ABB: Comment mesure-t-on des concepts psychologiques comme la prise de perspective et l'empathie ?
JG : Dans la plupart des cas, je raconte des anecdotes sur la vie quotidienne des pairs et je montre des images aux enfants, puis j’enregistre leurs réactions. Nous pouvons évaluer leur capacité à se mettre à la place d’autrui et leur empathie en observant s’ils anticipent les sentiments d’une personne exclue par ses pairs. Lorsque nous travaillons avec des adolescents, nous présentons des situations sociales assez complexes, en sachant que… relations avec les pairs Les influences sociales ont un impact considérable à cet âge. Les adolescents aspirent à appartenir à un groupe, à faire partie des populaires. Il leur arrive d'exclure certains de leurs pairs, même s'ils savent que c'est injuste et blessant. Pour se comporter de manière juste, ils doivent comprendre les conséquences de leurs actes et résister à la pression des pairs. Nous utilisons des images et des récits pour comprendre les conditions qui aident les enfants et les adolescents à prendre des décisions justes.

ABB: Quels sont les défis que vous rencontrez dans vos recherches sur la responsabilité sociale ?
JG : Les enfants sont très sensibles aux notions d’équité et d’égalité. Ils ont des exigences élevées et aspirent à la justice. Cependant, ils ont aussi de nombreuses autres préoccupations, ce qui explique qu’ils n’agissent pas toujours avec équité. Dans une classe typique, un ou deux enfants sont exclus, ce qui peut créer un décalage entre le niveau d’inquiétude qu’ils expriment envers leurs camarades et leur comportement réel. Il est essentiel d’observer les enfants en classe pour bien comprendre leurs comportements ; nous ne pouvons pas nous fier uniquement à leurs réactions à des histoires illustrées. Cela soulève un autre défi : l’analyse de l’immense quantité de données générées par ces observations. Nous commençons à utiliser l’intelligence artificielle pour relever ce défi.

« Les enfants sont très sensibles aux notions d’équité et d’égalité. Ils ont des exigences très élevées et souhaitent que tout soit juste. »

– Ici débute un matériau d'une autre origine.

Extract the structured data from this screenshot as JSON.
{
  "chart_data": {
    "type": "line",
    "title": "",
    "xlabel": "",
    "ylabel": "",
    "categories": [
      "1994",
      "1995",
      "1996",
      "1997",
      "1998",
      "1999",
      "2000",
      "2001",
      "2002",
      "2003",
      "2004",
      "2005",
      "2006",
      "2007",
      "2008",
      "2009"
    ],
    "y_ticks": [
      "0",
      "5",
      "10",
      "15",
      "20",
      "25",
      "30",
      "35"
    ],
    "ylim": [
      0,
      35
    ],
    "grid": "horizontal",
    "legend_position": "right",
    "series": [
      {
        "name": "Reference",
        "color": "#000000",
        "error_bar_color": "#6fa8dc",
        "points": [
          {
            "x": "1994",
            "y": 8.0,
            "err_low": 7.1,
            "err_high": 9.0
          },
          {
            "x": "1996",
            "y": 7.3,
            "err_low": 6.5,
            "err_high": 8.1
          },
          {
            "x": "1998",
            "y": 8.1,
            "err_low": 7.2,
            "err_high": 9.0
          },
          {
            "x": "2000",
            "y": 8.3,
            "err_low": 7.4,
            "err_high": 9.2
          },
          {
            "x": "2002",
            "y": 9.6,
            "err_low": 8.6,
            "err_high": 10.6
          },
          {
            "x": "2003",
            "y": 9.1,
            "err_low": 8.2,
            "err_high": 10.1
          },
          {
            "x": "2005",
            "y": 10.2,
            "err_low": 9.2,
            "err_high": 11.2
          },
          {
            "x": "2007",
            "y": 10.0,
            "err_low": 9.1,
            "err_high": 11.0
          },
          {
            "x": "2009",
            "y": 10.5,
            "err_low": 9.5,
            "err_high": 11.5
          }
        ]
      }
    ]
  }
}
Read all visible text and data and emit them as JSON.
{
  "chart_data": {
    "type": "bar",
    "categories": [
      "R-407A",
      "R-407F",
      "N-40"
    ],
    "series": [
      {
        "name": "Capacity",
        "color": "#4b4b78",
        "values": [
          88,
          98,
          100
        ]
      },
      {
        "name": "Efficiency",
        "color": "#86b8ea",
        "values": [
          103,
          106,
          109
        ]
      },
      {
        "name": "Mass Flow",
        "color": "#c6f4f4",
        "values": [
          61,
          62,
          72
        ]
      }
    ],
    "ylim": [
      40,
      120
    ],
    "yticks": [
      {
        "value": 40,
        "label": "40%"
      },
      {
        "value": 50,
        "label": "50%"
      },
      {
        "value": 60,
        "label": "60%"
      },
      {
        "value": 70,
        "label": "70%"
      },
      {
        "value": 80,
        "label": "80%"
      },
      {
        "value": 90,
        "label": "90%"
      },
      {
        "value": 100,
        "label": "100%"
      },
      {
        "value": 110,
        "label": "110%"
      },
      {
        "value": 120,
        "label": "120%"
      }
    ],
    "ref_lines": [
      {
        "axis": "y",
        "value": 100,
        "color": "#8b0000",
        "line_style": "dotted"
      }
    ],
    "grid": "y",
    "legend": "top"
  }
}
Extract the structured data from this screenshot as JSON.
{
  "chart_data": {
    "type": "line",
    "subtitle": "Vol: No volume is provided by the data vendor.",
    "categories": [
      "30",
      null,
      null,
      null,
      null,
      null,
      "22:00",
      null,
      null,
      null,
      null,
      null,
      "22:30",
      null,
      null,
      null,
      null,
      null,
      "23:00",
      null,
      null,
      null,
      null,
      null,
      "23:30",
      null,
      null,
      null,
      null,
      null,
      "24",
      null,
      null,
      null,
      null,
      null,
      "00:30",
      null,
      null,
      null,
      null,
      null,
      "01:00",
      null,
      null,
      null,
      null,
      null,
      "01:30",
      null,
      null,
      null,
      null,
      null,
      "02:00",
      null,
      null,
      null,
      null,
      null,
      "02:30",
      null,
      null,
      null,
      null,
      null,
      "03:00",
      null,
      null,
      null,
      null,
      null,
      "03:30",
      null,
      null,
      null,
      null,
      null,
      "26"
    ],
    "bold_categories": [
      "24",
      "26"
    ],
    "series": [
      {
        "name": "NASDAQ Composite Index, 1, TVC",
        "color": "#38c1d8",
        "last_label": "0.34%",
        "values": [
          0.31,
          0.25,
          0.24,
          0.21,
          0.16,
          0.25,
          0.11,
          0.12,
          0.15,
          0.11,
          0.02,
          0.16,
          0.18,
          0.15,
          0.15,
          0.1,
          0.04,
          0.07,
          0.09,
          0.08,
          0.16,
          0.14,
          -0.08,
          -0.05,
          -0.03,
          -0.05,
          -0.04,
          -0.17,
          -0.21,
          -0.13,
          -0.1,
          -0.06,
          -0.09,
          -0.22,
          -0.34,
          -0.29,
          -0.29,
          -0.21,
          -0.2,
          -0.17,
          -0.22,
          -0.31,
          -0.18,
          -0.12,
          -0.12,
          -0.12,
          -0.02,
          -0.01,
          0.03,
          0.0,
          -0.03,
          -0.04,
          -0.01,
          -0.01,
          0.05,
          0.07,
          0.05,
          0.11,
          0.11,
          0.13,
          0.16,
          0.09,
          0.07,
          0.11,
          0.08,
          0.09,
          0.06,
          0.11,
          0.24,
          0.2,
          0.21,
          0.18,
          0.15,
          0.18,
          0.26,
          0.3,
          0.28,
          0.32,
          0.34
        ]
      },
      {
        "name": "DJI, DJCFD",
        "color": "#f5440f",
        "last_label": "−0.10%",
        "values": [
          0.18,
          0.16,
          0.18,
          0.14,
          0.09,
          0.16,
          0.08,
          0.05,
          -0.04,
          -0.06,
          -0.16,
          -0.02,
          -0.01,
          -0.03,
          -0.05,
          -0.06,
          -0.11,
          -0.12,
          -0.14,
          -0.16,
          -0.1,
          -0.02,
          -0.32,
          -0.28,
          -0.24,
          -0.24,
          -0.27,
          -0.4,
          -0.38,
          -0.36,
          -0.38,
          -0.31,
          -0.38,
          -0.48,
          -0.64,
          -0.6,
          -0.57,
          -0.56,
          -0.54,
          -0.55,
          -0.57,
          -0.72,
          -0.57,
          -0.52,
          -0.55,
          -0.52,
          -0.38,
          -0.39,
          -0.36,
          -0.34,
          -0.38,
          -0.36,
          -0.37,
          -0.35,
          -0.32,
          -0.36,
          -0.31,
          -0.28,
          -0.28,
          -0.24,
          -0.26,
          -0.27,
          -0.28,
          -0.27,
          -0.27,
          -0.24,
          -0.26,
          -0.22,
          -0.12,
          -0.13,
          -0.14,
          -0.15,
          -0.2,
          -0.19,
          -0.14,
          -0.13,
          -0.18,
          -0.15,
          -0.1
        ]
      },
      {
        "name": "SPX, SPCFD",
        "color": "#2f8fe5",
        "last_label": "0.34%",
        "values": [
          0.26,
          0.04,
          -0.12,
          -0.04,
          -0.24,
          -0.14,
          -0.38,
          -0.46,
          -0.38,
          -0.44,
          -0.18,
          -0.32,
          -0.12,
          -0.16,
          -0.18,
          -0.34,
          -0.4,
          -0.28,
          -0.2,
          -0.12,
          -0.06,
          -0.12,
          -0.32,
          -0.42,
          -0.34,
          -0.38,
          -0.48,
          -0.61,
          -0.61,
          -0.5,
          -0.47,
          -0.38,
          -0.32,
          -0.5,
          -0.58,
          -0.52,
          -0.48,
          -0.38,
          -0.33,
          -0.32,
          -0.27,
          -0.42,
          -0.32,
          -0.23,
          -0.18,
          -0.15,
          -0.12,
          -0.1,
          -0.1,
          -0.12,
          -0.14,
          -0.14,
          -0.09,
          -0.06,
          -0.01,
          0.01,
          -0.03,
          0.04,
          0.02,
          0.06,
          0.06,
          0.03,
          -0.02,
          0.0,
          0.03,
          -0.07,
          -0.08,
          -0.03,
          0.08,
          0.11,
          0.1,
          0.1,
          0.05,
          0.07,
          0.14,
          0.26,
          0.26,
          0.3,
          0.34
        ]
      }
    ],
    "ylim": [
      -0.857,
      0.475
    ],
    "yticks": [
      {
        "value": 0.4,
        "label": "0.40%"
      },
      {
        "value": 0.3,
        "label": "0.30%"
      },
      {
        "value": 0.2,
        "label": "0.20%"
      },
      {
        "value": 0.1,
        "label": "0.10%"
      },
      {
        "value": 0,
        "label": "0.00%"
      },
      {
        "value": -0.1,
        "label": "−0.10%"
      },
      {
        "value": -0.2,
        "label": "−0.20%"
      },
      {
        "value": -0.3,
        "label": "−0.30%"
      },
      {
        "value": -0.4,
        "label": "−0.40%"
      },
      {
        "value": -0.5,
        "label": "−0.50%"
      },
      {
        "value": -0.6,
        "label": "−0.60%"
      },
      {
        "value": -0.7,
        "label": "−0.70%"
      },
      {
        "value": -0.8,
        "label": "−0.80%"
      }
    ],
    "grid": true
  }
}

ABB: Quel rôle joue l'IA ?
JG : Par exemple, des biologistes ont mis au point des méthodes d’intelligence artificielle pour le suivi des animaux. Cela leur permet de filmer les animaux dans leur milieu naturel grâce à l’IA, au lieu de passer des heures sur place. Nous avons beaucoup appris de ces scientifiques et avons collaboré avec eux pour adapter leurs méthodes à l’observation des enfants en milieu scolaire.

Nous pouvons observer le regard des enfants, leurs comportements, analyser leurs mouvements et déterminer si leurs actions se synchronisent. Les enfants dont les comportements sont synchronisés travaillent généralement bien ensemble. Lorsqu'un enfant ne se comporte pas de manière synchronisée avec les autres, cela peut indiquer qu'il est exclu du groupe. Une première analyse de seulement dix minutes de discussions entre enfants a révélé qu'un enfant ne synchronisait ses actions avec celles des autres : il ne collaborait pas et ne se sentait pas pleinement intégré à la classe.

J'espère que ces informations aideront les enseignants à mieux comprendre ce qui se passe dans leurs classes. Les enseignants sont responsables non seulement de l'apprentissage des enfants, mais aussi de veiller à ce que chacun se sente pleinement intégré à la classe. Il est difficile pour les enseignants d'observer ces dynamiques en classe, et des technologies comme l'IA pourraient leur être d'une grande aide à l'avenir. J'imagine qu'elles pourront notamment les aider à planifier des activités de groupe et à s'assurer que tous les élèves soient inclus et aient le sentiment d'appartenir à la classe.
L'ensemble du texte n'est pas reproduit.